Without passage of today’s continuing resolution, many areas of federal government spending will expire. For the medical marijuana industry and the fate of the Rohrabacher-Blumenauer amendment, today’s Senate deliberations are critical.
The Rohrabacher-Blumenauer amendment, sponsored by U.S. Rep. Dana Rohrabacher (R-CA) and Earl Blumenauer (D-OR), prevents the Department of Justice (DOJ) from spending federal funds on the prosecution of state-legal medical marijuana operators.
First approved in 2014, the bipartisan amendment has been on every spending bill since it was first introduced.
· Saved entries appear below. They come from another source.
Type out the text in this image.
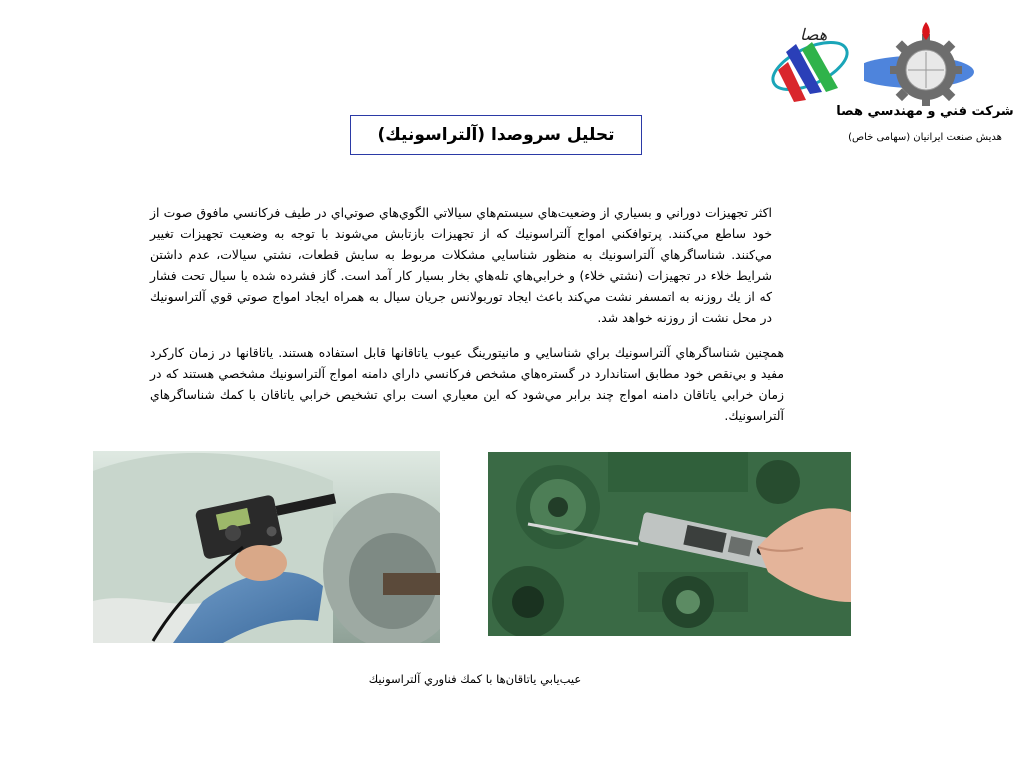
ﻫﺼﺎ
شركت فني و مهندسي هصا
هدیش صنعت ایرانیان (سهامی خاص)
تحليل سروصدا (آلتراسونيك)
اكثر تجهيزات دوراني و بسياري از وضعيت‌هاي سيستم‌هاي سيالاتي الگوي‌هاي صوتي‌اي در طيف فركانسي مافوق صوت از خود ساطع مي‌كنند. پرتوافكني امواج آلتراسونيك كه از تجهيزات بازتابش مي‌شوند با توجه به وضعيت تجهيزات تغيير مي‌كنند. شناساگرهاي آلتراسونيك به منظور شناسايي مشكلات مربوط به سايش قطعات، نشتي سيالات، عدم داشتن شرايط خلاء در تجهيزات (نشتي خلاء) و خرابي‌هاي تله‌هاي بخار بسيار كار آمد است. گاز فشرده شده يا سيال تحت فشار كه از يك روزنه به اتمسفر نشت مي‌كند باعث ايجاد توربولانس جريان سيال به همراه ايجاد امواج صوتي قوي آلتراسونيك در محل نشت از روزنه خواهد شد.
همچنين شناساگرهاي آلتراسونيك براي شناسايي و مانيتورينگ عيوب ياتاقانها قابل استفاده هستند. ياتاقانها در زمان كاركرد مفيد و بي‌نقص خود مطابق استاندارد در گستره‌هاي مشخص فركانسي داراي دامنه امواج آلتراسونيك مشخصي هستند كه در زمان خرابي ياتاقان دامنه امواج چند برابر مي‌شود كه اين معياري است براي تشخيص خرابي ياتاقان با كمك شناساگرهاي آلتراسونيك.
عيب‌يابي ياتاقان‌ها با كمك فناوري آلتراسونيك
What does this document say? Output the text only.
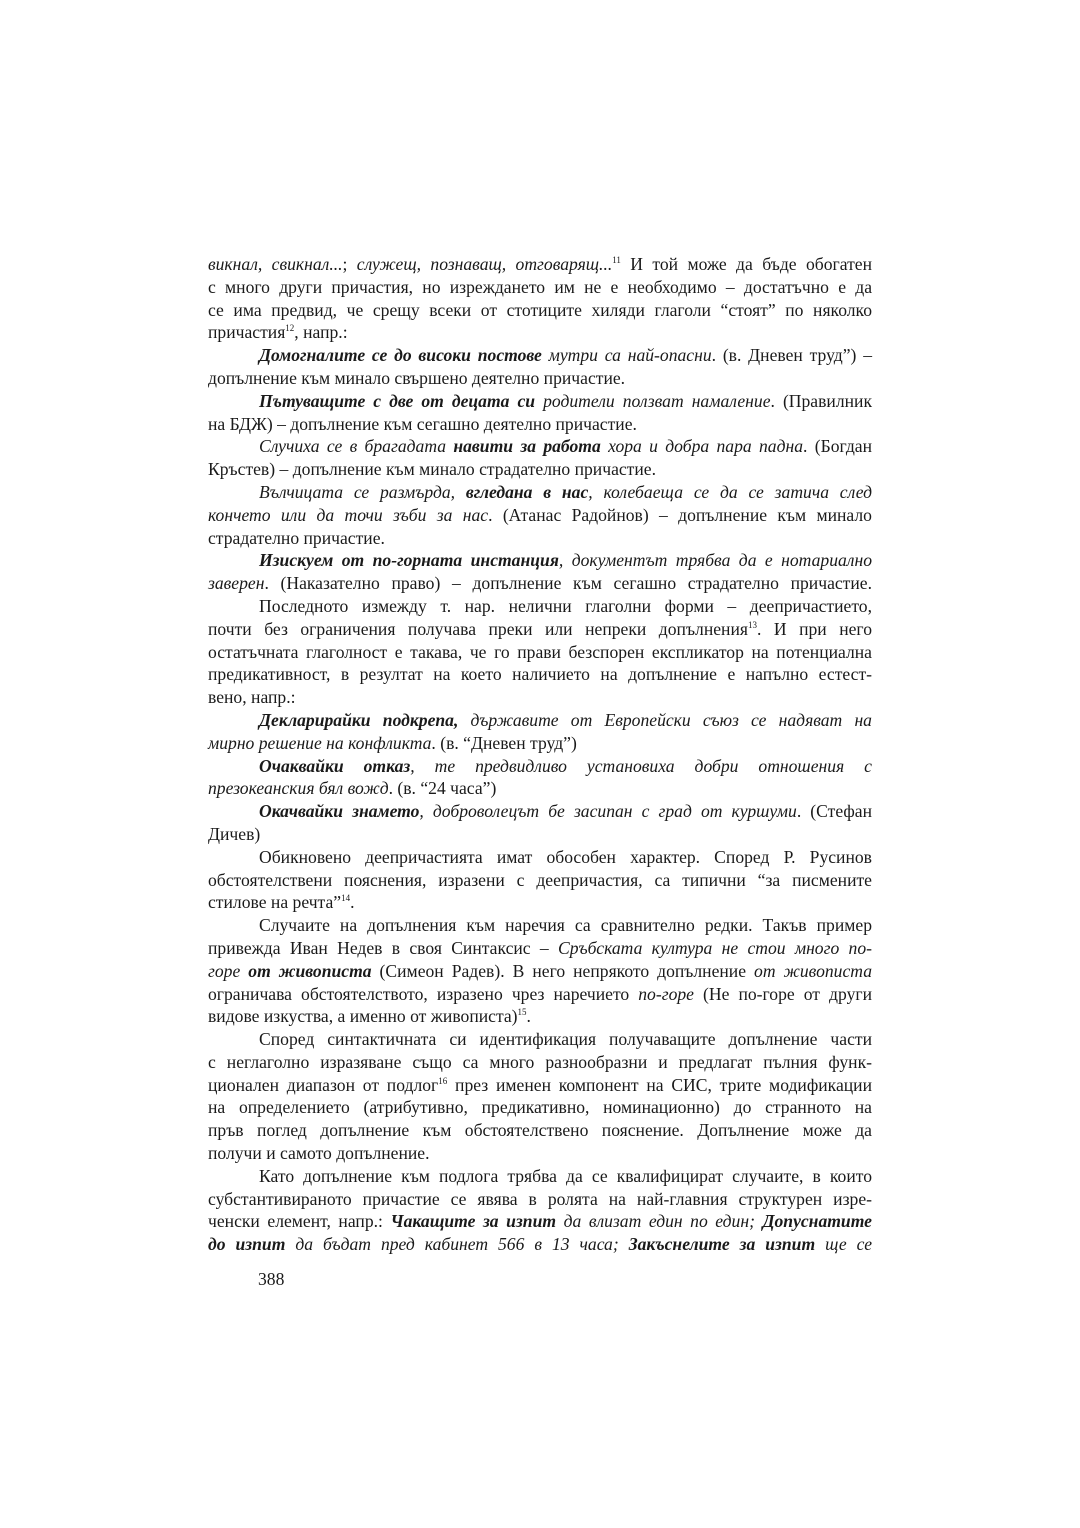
викнал, свикнал...; служещ, познаващ, отговарящ...$^{11}$ И той може да бъде обогатен
с много други причастия, но изреждането им не е необходимо – достатъчно е да
се има предвид, че срещу всеки от стотиците хиляди глаголи “стоят” по няколко
причастия$^{12}$, напр.:
Домогналите се до високи постове мутри са най-опасни. (в. Дневен труд”) –
допълнение към минало свършено деятелно причастие.
Пътуващите с две от децата си родители ползват намаление. (Правилник
на БДЖ) – допълнение към сегашно деятелно причастие.
Случиха се в брагадата навити за работа хора и добра пара падна. (Богдан
Кръстев) – допълнение към минало страдателно причастие.
Вълчицата се размърда, вгледана в нас, колебаеща се да се затича след
кончето или да точи зъби за нас. (Атанас Радойнов) – допълнение към минало
страдателно причастие.
Изискуем от по-горната инстанция, документът трябва да е нотариално
заверен. (Наказателно право) – допълнение към сегашно страдателно причастие.
Последното измежду т. нар. нелични глаголни форми – деепричастието,
почти без ограничения получава преки или непреки допълнения$^{13}$. И при него
остатъчната глаголност е такава, че го прави безспорен експликатор на потенциална
предикативност, в резултат на което наличието на допълнение е напълно естест-
вено, напр.:
Декларирайки подкрепа, държавите от Европейски съюз се надяват на
мирно решение на конфликта. (в. “Дневен труд”)
Очаквайки отказ, те предвидливо установиха добри отношения с
презокеанския бял вожд. (в. “24 часа”)
Окачвайки знамето, доброволецът бе засипан с град от куршуми. (Стефан
Дичев)
Обикновено деепричастията имат обособен характер. Според Р. Русинов
обстоятелствени пояснения, изразени с деепричастия, са типични “за писмените
стилове на речта”$^{14}$.
Случаите на допълнения към наречия са сравнително редки. Такъв пример
привежда Иван Недев в своя Синтаксис – Сръбската култура не стои много по-
горе от живописта (Симеон Радев). В него непрякото допълнение от живописта
ограничава обстоятелството, изразено чрез наречието по-горе (Не по-горе от други
видове изкуства, а именно от живописта)$^{15}$.
Според синтактичната си идентификация получаващите допълнение части
с неглаголно изразяване също са много разнообразни и предлагат пълния функ-
ционален диапазон от подлог$^{16}$ през именен компонент на СИС, трите модификации
на определението (атрибутивно, предикативно, номинационно) до странното на
пръв поглед допълнение към обстоятелствено пояснение. Допълнение може да
получи и самото допълнение.
Като допълнение към подлога трябва да се квалифицират случаите, в които
субстантивираното причастие се явява в ролята на най-главния структурен изре-
ченски елемент, напр.: Чакащите за изпит да влизат един по един; Допуснатите
до изпит да бъдат пред кабинет 566 в 13 часа; Закъснелите за изпит ще се
388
Today, though, with children’s health care policies and the fate of young immigrants’ citizenship held as political parlays, it’s still an open question whether the U.S. Senate will approve this bill and avert a government shutdown. About a dozen Democratic senators will be needed to pass the spending bill today, according to reports.
Wider protections not included
With a 230-197 vote, the U.S. House advanced the spending measure last night. In the run-up to the vote, the House Rules Committee briefly debated the McClintock-Polis amendment, a funding restriction that would have provided protections for state-legal adult-use marijuana markets. Sponsored and urged forward by Congressman Jared Polis (D-CO), the amendment would have barred the U.S. Department of Justice (DOJ) from spending federal funds on the prosecution of all legal marijuana operators.
“This is more urgent,” Polis said in the committee meeting. “I wasn’t initially planning on offering this amendment. But what happened is—just recently, Mr. Sessions, the attorney general, has made this language a lot more necessary to include in any funding bill because he has effectively ended the guidance from the Department of Justice, which has been known as the Cole Memorandum and left it up to 93 U.S. attorneys with regard to how they set their enforcement priorities regarding marijuana including in jurisdictions where it is regulated for medicinal or commercial purposes.”
Ultimately, during a series of questions over the timing of this measure and the intent of the Cole Memo repeal, Polis withdrew the amendment from the bill.
Along the way, U.S. Rep. Pete Sessions (R-TX), the chairman of the Rules Committee, insisted that marijuana is tied to the country’s opioid addiction crisis. “Marijuana is an addictive product, and the merchants of addiction make it that way,” he said. “They make it for addiction. They make it to where our people, our young people, become addicted to marijuana and keep going.”
Sessions lamented at length the “addiction problem” in the U.S., “and marijuana is the beginning of the addiction.” He described a recent news story in which a driver flew off the dividing median and into the second story of a dentist’s office in Santa Ana, Calif. “It bothers me that … people don’t see addiction as a problem.”
Polis offered a rejoinder on the merits of his amendment: “It simply respects the reality of the named states that have moved to regulate marijuana.”